“Who do we want on the floor of the U.S. Senate defending women’s right to choose? I want Angela Alsobrooks,” Raskin said. “Who do we want defending the right of the people to vote? I want Angela Alsobrooks. This is not a time anyone can afford to sit on the sidelines.”
Maryland has not sent a Republican to the Senate since 1980, but with control of the chamber in play and a formidable Republican as the likely nominee, the contest has higher stakes this year.
In an interview, Raskin said he will work to help any Democrat who wins the primary and faces the likely GOP nominee, former governor Larry Hogan, in November.
“If Larry Hogan were to go to the Senate, he’d be another brick in the wall for Donald Trump and his party,” Raskin said in a video announcing his endorsement.
Raskin, a constitutional lawyer, is the ranking Democrat on the House Oversight Committee and was a popular liberal among rank-and-file Maryland Democrats even before he gained national prominence for his role in Trump’s second impeachment trial and Jan. 6 hearings. His influential endorsement constitutes a broad megaphone.
Raskin had considered running for the seat, which is being vacated by retiring Sen. Ben Cardin (D-Md.). But after opting out in July, Raskin largely stayed quiet on the race.
Asked why he didn’t jump in after Hogan filed at the last minute, Raskin said he had made a commitment to work against Biden impeachment efforts in the House and decided it wasn’t necessary.
“I checked with a whole bunch of people, in office and out of office, to see whether they thought I was the only person who could beat Larry Hogan,” Raskin said. “And everybody said that any of the three of us could beat Hogan. … so I figured that my role is to help the Democrats win. And that’s the role I hope to play in this race.”
Alsobrooks has already shored up support from much of the top tier of Maryland’s political establishment. Still, she is trailing Trone in a wide-open primary contest, with 39 percent of voters saying they are undecided in a recent Washington Post-University of Maryland poll.

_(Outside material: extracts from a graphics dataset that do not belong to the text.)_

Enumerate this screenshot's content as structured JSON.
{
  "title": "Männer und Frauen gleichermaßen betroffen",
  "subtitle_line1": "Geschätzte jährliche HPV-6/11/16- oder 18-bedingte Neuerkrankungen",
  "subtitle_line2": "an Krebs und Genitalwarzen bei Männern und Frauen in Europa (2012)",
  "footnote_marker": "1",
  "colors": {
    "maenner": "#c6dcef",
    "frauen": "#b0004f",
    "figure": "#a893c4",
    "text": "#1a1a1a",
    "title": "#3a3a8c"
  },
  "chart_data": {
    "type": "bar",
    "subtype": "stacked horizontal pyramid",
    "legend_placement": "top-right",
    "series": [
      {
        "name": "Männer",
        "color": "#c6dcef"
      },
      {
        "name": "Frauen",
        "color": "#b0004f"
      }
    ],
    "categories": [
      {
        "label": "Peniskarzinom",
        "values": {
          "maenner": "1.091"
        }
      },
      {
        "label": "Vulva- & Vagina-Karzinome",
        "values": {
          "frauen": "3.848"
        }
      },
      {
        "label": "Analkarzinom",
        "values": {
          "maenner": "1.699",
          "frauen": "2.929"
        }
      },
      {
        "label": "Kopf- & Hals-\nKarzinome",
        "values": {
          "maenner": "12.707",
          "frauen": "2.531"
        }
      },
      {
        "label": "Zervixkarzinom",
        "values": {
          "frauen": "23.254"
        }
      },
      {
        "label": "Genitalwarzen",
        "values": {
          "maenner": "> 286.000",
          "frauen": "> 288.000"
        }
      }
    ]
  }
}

The same poll found Hogan leading either Democrat by double digits, even though voters also said by a 22-point margin that they wanted Democrats to retain control of the Senate.
The endorsement also comes days after Trone apologized for mistakenly using a racial slur during a congressional budget hearing, but Raskin said neither the poll findings nor the gaffe influenced the timing of his endorsement.
“It has become clear to me that we’re going to have a serious fight to hold our Senate seat,” Raskin said in the interview. “I think we will, but we need all hands on deck.”
Raskin also said that he picked Alsobrooks over Trone because, like Cardin, her “career really comes out of local and state politics from the Maryland soil.” Alsobrooks grew up in Maryland and was a state prosecutor before she was elected to lead Prince George’s, a majority-Black suburb of D.C.
Trone, a business executive who co-founded national liquor retailer Total Wine & More, ran against Raskin in the 2016 Democratic primary for the seat that was being vacated by now-U.S. Sen. Chris Van Hollen (D-Md.) (Raskin won; Trone ran in the neighboring district two years later.)
“The critical thing here is that we just want to remain very positive, on the high road, for the general election,” Raskin said. “I’ve told both Alsobrooks and Trone that we need both of them to be as passionately engaged in the general election as they are in the primary — win or lose. And I am as passionately engaged for the Democratic nominee as I would be if my name was on the ballot.”
On Sunday, several additional members of the Congressional Black Caucus endorsed Alsobrooks: Reps. Barbara Lee (D-Calif.); Gregory W. Meeks (D-N.Y.); Joyce Beatty (D-Ohio); Yvette D. Clarke (D-N.Y.); and Jasmine Crockett (D-Tex.).
Trone, who previously received endorsements from several major labor unions and top House Democratic leaders, including House Minority Leader Hakeem Jeffries (D-N.Y.), is expected to release a new slate of his own endorsements Monday morning.